宋隐闻言笑了,饶有兴致的道,“你好好听着,原因有二。”
“这事,你得从官和军这两方面去思考。”
“先说官,有人是身不由己的当了土匪。”
“但要牢记,绝大多数匪徒都不是善人。”
“陈文迪身为寨主,查都不用查,定是死有余辜。”
“本官喜欢银子没错,但福州内外安定比银子的好处更大。”
“何况一万六千两并不多。”
“余下土匪当劳力创造的价值,都会高得更多。
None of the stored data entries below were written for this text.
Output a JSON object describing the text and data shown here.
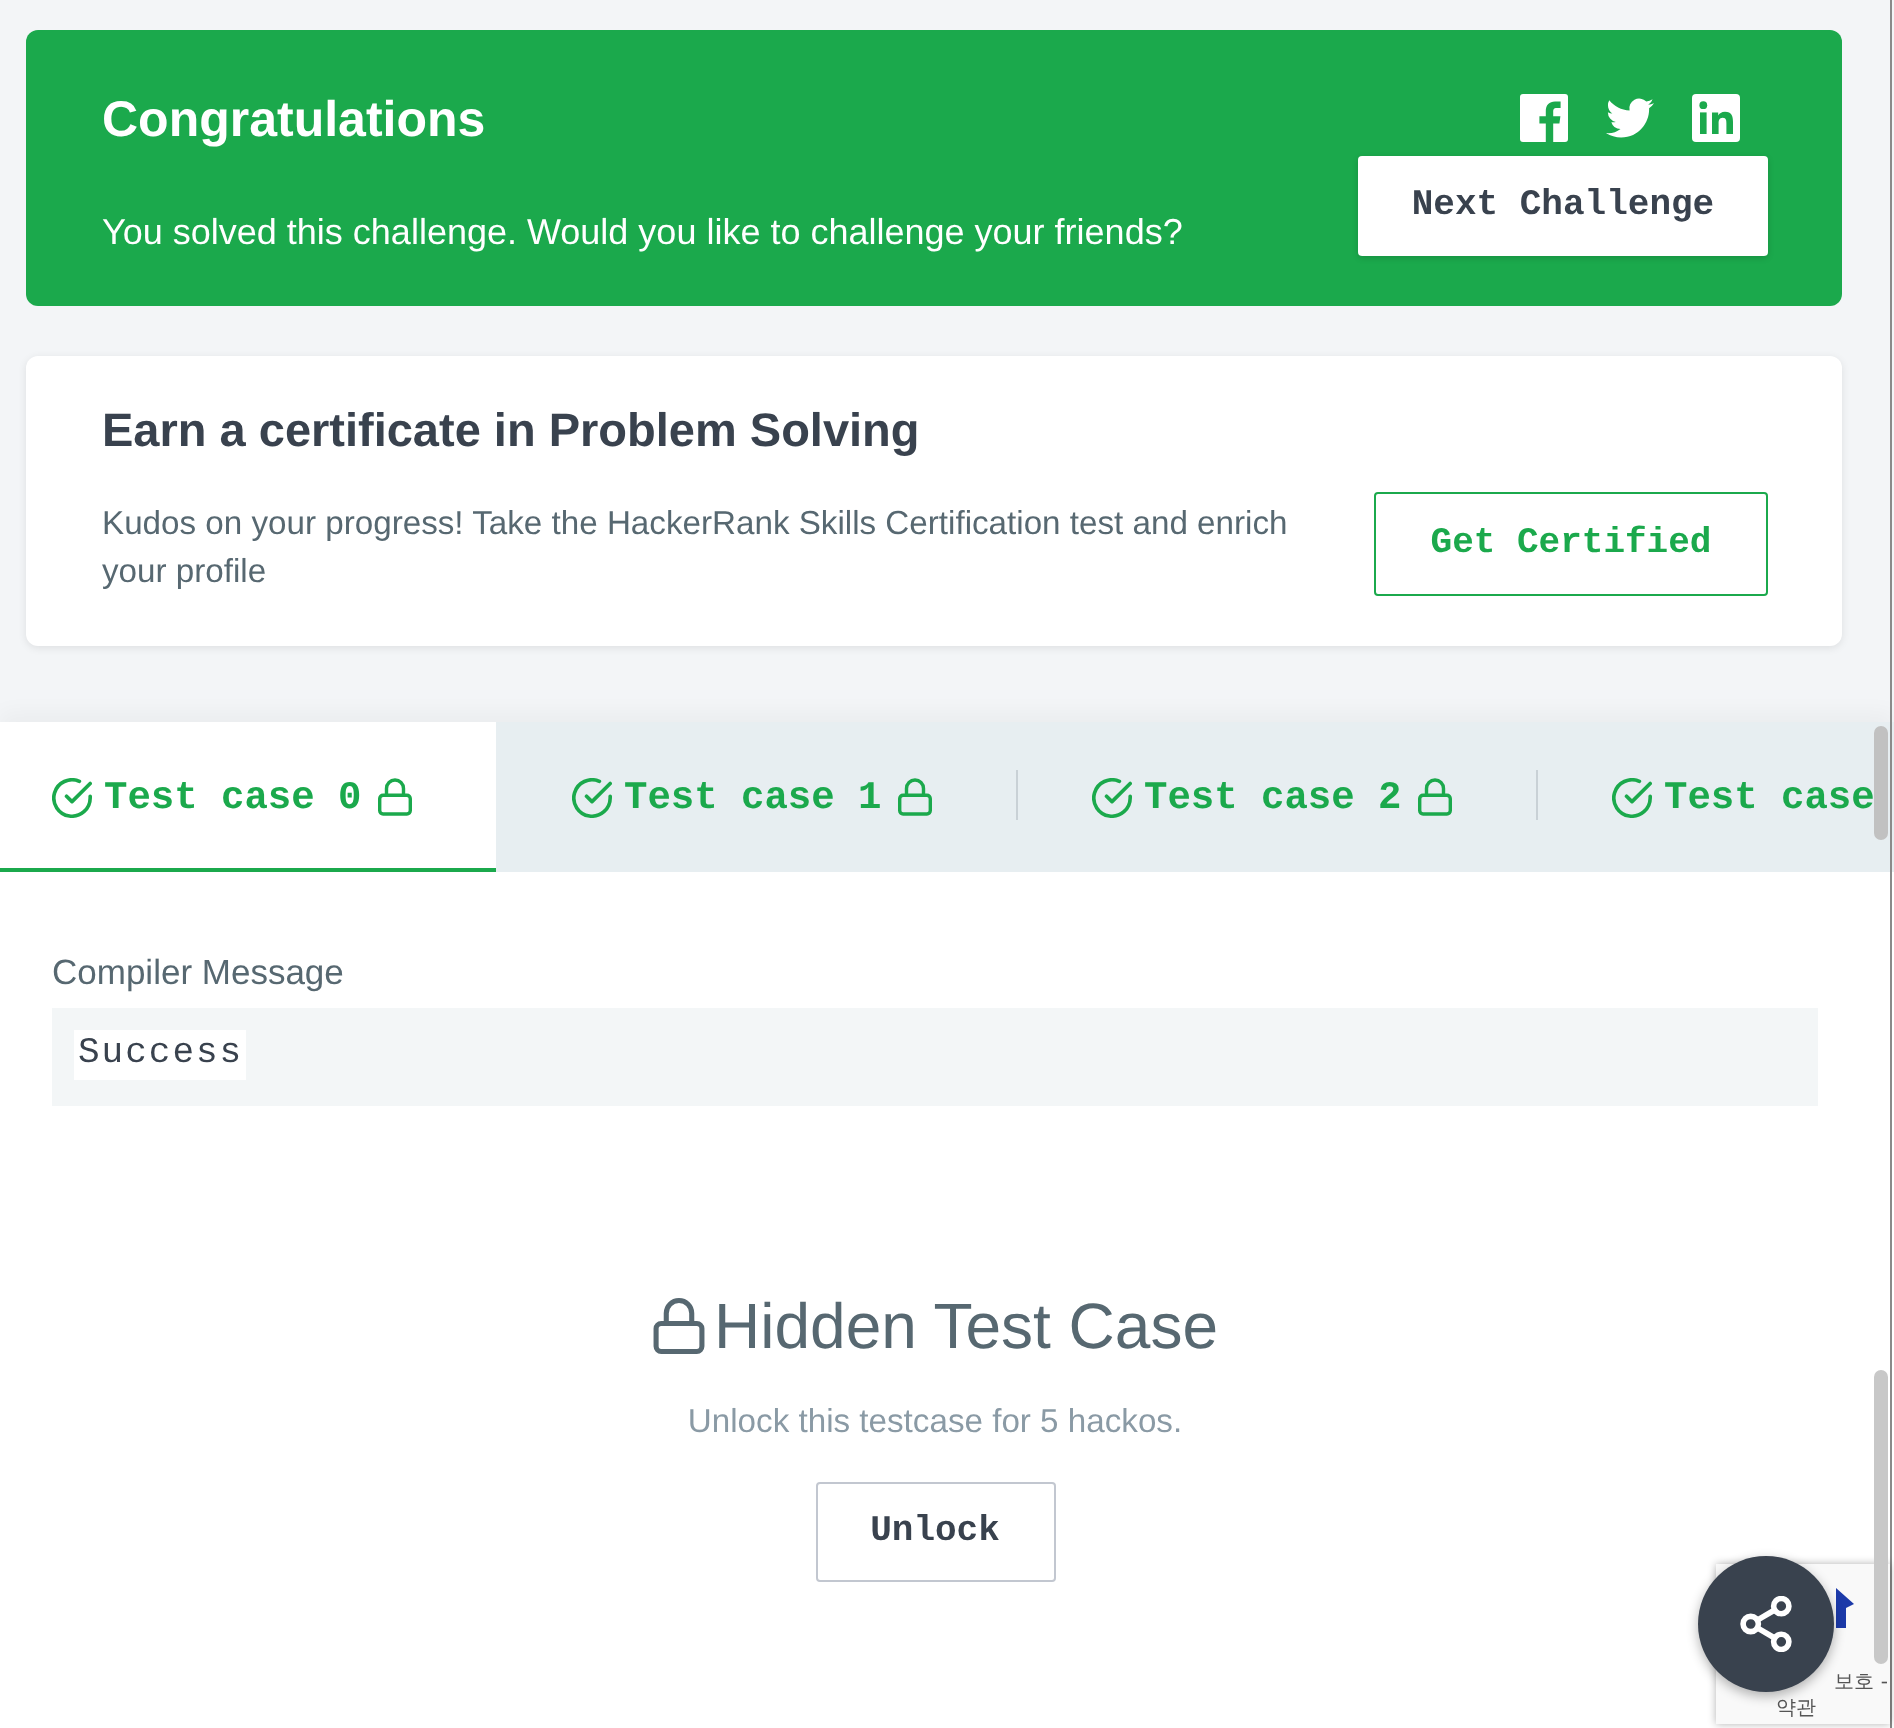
{
  "success_banner": {
    "title": "Congratulations",
    "message": "You solved this challenge. Would you like to challenge your friends?",
    "share_links": [
      {
        "kind": "facebook"
      },
      {
        "kind": "twitter"
      },
      {
        "kind": "linkedin"
      }
    ],
    "button": "Next Challenge"
  },
  "certificate_card": {
    "title": "Earn a certificate in Problem Solving",
    "description": "Kudos on your progress! Take the HackerRank Skills Certification test and enrich your profile",
    "button": "Get Certified"
  },
  "test_case_tabs": [
    {
      "label": "Test case 0",
      "passed": true,
      "locked": true,
      "selected": true
    },
    {
      "label": "Test case 1",
      "passed": true,
      "locked": true,
      "selected": false
    },
    {
      "label": "Test case 2",
      "passed": true,
      "locked": true,
      "selected": false
    },
    {
      "label": "Test case",
      "passed": true,
      "selected": false
    }
  ],
  "compiler_message": {
    "label": "Compiler Message",
    "output": "Success"
  },
  "hidden_test_case": {
    "title": "Hidden Test Case",
    "message": "Unlock this testcase for 5 hackos.",
    "button": "Unlock"
  },
  "recaptcha_badge": {
    "privacy_text": "보호 -",
    "terms_text": "약관"
  }
}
”
朱棣听得心有所思。
宋隐这是以肩上责任,来对比杀不杀的得失。
收贿银子,反而不重要。
可接下来,朱棣反倒听愣了。
“当然,这也不是最重要的。”
“今日陈文迪非死不可,主要是要定军心。”
宋隐吃着羊肉道。
朱棣百思不解。
怎么扯上军心了?
他认真的对宋隐鞠躬,“请先生解释。”
宋隐不顾手中油腻的拍了拍朱棣肩膀,“光学兵法和使用火炮还不够,更要清楚行军布阵的核心。”
“也就是军心。”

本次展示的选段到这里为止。